From 1936, a new concept of "Azerbaijanis" or "Azeris" was brought into general use in the Soviet Union. Before that, what is now Azeri was simply called Turk or Caucasian Tatar. Stalin ordered the Soviet historians to create the "history of Azerbaijan". As a result, many of the Armenian cultural-historical monuments in Karabakh were then destroyed or shamelessly declared belonging to the Azerbaijani heritage.
Armenian protests.
Aghasi Khanjian, leader of Communist Party of Armenia tried to raise the Armenian grievances before Stalin. He was later shot dead by the odious Beria. Then a campaign of purges launched by Stalin swept hundreds of local leaders and activists in Artsakh. In 1945, Arutiunov, Secretary of Communist Party of Armenia wrote a letter to Stalin, asking for reunification of Artsakh with Armenia, but without result.
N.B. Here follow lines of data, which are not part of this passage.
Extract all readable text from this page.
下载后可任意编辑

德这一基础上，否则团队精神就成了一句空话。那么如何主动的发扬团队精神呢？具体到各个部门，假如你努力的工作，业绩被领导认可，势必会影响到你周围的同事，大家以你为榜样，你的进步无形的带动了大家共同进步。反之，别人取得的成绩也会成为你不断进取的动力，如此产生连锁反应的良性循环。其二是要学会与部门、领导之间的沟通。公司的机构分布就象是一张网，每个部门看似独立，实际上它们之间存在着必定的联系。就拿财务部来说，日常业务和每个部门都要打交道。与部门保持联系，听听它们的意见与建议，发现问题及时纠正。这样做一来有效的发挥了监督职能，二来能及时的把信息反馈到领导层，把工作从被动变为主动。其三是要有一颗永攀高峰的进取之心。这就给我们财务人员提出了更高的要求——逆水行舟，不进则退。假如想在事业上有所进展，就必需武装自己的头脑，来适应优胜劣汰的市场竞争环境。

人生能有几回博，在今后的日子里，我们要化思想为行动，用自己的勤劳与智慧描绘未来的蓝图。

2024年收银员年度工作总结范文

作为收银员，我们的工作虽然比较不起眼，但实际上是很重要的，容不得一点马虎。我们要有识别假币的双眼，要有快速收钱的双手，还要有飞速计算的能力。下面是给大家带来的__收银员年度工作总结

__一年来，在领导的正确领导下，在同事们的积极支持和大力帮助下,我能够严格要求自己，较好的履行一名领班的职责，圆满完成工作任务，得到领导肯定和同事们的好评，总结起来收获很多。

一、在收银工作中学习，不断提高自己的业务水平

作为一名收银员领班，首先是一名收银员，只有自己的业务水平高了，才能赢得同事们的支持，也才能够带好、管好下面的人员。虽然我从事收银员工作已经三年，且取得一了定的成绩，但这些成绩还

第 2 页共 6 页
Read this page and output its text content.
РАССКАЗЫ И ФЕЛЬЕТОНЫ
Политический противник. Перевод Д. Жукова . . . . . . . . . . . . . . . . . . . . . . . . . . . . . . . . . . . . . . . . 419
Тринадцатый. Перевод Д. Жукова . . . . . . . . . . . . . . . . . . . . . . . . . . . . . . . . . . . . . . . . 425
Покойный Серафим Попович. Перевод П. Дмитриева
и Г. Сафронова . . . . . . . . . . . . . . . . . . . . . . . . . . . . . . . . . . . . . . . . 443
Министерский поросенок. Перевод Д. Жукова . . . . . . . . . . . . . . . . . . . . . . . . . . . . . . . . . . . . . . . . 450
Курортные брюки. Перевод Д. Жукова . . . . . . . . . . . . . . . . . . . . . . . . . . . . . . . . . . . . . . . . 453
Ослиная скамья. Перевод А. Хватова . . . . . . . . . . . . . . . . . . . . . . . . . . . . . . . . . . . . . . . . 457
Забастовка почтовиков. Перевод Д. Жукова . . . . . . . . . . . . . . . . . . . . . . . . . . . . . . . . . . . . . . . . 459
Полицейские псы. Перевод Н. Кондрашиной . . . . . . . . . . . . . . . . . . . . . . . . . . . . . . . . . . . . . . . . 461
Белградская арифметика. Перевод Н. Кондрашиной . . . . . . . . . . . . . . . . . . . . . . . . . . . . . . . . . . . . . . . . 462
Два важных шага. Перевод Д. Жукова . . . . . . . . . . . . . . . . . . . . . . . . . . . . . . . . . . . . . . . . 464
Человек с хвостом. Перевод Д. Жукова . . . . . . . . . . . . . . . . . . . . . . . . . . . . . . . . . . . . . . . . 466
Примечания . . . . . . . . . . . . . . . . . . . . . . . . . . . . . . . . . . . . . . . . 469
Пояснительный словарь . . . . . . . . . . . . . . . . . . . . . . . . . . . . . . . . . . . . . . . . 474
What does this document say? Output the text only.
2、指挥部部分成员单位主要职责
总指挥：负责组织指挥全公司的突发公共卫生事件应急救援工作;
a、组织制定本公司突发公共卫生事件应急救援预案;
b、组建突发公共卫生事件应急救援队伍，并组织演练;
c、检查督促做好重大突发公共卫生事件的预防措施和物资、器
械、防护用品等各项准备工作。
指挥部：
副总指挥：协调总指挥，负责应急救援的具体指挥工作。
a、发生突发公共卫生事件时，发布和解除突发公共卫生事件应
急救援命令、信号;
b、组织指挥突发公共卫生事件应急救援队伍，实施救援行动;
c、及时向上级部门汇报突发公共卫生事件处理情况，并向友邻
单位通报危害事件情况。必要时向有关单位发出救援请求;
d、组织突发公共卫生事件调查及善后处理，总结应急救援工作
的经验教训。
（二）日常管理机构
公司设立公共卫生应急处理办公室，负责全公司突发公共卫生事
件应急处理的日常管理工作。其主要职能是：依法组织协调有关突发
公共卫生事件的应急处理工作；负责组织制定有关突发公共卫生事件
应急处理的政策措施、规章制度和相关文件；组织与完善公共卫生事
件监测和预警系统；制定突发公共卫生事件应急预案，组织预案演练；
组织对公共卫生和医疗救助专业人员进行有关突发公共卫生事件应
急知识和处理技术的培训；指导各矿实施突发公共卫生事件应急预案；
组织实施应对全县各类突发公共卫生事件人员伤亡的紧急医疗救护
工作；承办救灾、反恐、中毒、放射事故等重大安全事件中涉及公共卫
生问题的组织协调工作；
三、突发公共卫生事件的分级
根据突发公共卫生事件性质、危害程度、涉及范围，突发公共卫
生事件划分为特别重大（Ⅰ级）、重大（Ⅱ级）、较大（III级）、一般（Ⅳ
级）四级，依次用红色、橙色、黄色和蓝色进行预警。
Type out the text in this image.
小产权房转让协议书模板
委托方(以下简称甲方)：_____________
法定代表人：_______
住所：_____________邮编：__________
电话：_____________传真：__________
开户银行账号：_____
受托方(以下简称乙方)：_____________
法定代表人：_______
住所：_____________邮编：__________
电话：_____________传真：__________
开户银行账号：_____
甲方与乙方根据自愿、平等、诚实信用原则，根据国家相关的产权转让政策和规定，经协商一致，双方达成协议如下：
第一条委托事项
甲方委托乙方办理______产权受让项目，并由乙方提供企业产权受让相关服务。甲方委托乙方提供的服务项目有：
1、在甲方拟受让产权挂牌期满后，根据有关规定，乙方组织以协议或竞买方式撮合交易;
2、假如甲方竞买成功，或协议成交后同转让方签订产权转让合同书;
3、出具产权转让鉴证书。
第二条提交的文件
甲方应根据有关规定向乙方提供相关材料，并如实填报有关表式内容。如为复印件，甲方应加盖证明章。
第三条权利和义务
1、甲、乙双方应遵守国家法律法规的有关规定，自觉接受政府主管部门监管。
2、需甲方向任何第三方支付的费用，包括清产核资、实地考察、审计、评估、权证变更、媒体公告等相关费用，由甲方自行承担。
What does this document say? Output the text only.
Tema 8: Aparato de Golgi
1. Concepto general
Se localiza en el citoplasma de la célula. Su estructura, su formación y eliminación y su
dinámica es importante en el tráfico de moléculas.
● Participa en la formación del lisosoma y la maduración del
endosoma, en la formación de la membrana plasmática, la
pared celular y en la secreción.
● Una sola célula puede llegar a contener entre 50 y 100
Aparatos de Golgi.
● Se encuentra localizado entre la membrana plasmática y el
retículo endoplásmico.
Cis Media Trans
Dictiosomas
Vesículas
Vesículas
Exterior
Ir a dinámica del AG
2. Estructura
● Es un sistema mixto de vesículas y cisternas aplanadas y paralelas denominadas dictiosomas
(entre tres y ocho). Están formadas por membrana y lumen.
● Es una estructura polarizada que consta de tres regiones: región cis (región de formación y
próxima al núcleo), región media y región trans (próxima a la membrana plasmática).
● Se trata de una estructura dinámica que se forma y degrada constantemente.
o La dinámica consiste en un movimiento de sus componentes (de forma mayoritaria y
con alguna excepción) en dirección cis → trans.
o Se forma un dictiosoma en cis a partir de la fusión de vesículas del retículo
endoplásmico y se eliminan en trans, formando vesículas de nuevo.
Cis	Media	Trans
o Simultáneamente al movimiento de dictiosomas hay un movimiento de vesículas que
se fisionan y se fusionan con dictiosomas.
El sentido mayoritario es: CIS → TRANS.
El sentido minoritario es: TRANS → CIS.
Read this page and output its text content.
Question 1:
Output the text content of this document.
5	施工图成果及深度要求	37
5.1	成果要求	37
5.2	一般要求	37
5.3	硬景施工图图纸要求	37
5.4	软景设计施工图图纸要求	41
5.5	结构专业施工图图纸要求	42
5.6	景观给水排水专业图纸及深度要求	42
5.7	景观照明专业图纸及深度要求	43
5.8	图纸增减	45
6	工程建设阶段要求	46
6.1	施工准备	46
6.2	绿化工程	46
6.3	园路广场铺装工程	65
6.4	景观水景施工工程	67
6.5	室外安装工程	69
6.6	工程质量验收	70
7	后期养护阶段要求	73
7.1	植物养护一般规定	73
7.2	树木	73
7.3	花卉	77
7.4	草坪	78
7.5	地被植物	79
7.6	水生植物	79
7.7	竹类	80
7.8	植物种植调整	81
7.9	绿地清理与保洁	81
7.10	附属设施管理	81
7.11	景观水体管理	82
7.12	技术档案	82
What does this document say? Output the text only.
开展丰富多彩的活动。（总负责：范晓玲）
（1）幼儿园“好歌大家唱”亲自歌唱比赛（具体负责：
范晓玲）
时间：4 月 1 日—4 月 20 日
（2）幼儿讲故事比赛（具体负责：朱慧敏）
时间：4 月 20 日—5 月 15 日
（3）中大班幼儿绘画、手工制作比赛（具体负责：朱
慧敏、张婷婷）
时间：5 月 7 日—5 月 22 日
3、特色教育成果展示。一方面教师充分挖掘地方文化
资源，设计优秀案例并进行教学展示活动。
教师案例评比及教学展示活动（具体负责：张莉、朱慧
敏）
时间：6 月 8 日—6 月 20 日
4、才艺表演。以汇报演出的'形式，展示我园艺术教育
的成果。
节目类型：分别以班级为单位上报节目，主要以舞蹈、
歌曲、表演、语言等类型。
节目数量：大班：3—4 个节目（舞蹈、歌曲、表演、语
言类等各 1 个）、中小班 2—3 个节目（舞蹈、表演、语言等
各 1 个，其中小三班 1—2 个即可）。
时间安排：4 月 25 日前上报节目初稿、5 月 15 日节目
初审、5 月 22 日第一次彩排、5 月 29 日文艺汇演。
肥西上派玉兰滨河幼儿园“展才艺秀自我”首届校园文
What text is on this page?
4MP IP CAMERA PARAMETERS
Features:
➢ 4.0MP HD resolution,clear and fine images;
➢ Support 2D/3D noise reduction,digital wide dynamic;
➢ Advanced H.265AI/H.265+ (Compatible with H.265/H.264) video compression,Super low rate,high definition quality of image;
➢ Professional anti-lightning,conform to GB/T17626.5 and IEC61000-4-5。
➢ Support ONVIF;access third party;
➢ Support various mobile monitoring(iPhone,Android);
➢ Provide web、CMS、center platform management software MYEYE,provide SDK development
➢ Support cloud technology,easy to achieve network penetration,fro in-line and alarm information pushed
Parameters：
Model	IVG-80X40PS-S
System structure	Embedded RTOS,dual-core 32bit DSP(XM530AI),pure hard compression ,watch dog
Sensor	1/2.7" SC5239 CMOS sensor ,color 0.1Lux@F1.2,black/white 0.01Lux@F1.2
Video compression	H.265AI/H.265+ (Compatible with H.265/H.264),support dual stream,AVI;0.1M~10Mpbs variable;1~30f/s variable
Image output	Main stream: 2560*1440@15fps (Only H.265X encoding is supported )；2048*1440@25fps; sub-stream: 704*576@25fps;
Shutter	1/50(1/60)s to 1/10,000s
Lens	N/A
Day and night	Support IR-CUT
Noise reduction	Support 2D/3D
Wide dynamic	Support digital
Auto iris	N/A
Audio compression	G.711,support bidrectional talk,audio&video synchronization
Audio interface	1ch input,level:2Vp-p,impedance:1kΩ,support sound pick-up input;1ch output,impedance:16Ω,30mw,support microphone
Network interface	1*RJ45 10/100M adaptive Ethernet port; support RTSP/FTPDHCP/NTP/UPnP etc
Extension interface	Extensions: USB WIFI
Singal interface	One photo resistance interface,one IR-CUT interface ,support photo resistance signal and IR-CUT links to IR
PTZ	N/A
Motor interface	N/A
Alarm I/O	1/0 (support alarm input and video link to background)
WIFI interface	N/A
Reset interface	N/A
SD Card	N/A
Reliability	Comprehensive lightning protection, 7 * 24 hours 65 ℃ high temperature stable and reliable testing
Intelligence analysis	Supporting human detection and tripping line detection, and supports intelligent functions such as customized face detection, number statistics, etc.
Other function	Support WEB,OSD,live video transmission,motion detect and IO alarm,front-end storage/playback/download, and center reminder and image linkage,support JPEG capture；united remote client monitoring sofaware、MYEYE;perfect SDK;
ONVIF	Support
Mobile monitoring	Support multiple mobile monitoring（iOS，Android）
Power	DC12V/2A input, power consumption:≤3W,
The next wave of mass protestations in 1965-1967 was suppressed by Azerbaijani government. Hundreds of Armenian activists were arrested on charges of nationalism and some of them were murdered in prisons. Despite the promises, the Soviet government shelved the issue for an indefinite time. In 1975, Kochynian, leader of Soviet Armenia was made scapegoat and removed from his post. The protest demonstrations continued under the next Armenian leader Karin Demirchyan.